Mr Willox puts it more bluntly: “What COVID showed us was that we all had too many eggs in a bamboo basket and we need to find some other kinds of baskets to put our eggs in.”

But it is wrong to suggest this is just focused on China. For instance, there is only one global supplier of fire retardant used by planes to try and douse summer bushfires – and they are based in the United States. Clearly it makes sense for an Australian manufacturer to scale up to supply this life-saving resource.

Chris Richardson, one of Australia’s leading economic commentators, backs a more interventionist approach and says there is even a case for “one or two factories to be Government-owned”. The Partner at Deloitte Access Economics mentions areas such as Defence and Health manufacturing but cautions that we can’t lose sight of the economic benefits flowing from trading with the world.

And what about China? Nearly 50 per cent of Australian exports are destined for China. Yet the Morrison Government appears on a collision course with the Chinese Government which has taken retaliatory action against Australian wine, beef and barley.

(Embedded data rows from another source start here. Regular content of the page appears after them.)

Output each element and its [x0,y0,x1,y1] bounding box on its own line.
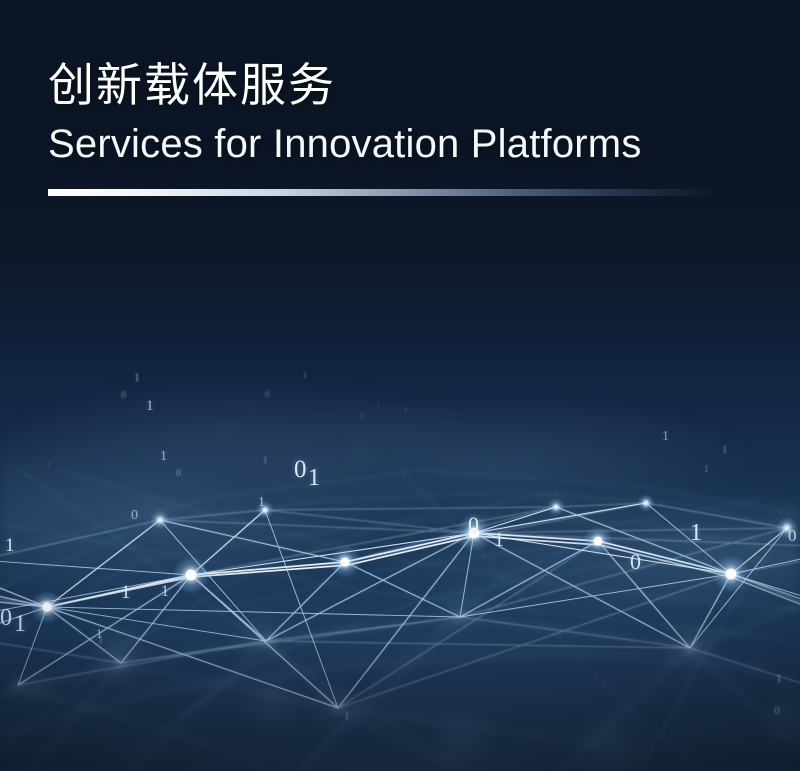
title-divider-rule [48,189,716,196]
foreground-blur-nodes [15,613,694,711]
innovation-platform-banner: 1011010101101011110101011111111101 创新载体服… [0,0,800,771]
page-title-chinese: 创新载体服务 [48,58,716,112]
page-subtitle-english: Services for Innovation Platforms [48,122,716,167]
banner-header: 创新载体服务 Services for Innovation Platforms [48,58,716,196]
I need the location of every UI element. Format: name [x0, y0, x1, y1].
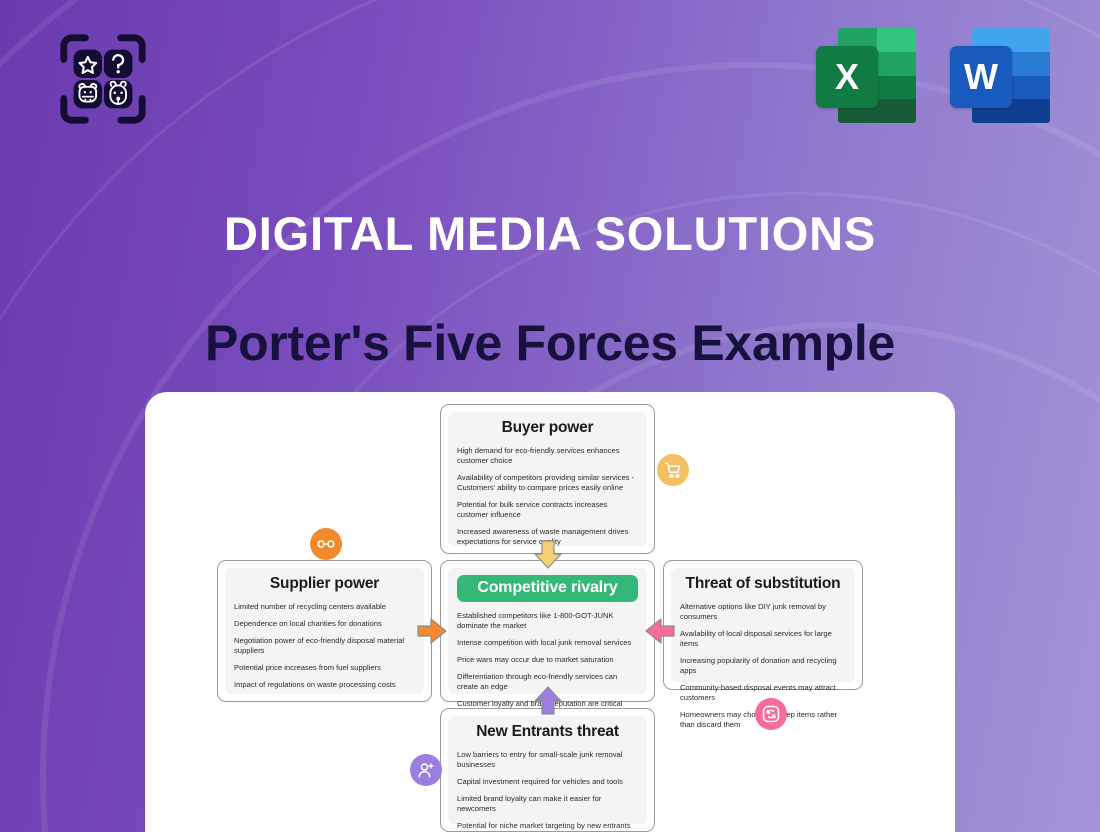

Mr Richardson calls for cool and pragmatic heads to prevail. “We have traded a lot with China because there are great benefits to both sides. Those benefits are still there. The question is ‘are there security related risks that means we will need to consciously play safe, to not take full commercial advantage of some things?’ Now Government may want some things to change, in which case it has to put taxpayer money in there. Aside from that thought, they should be based on commercial decisions.”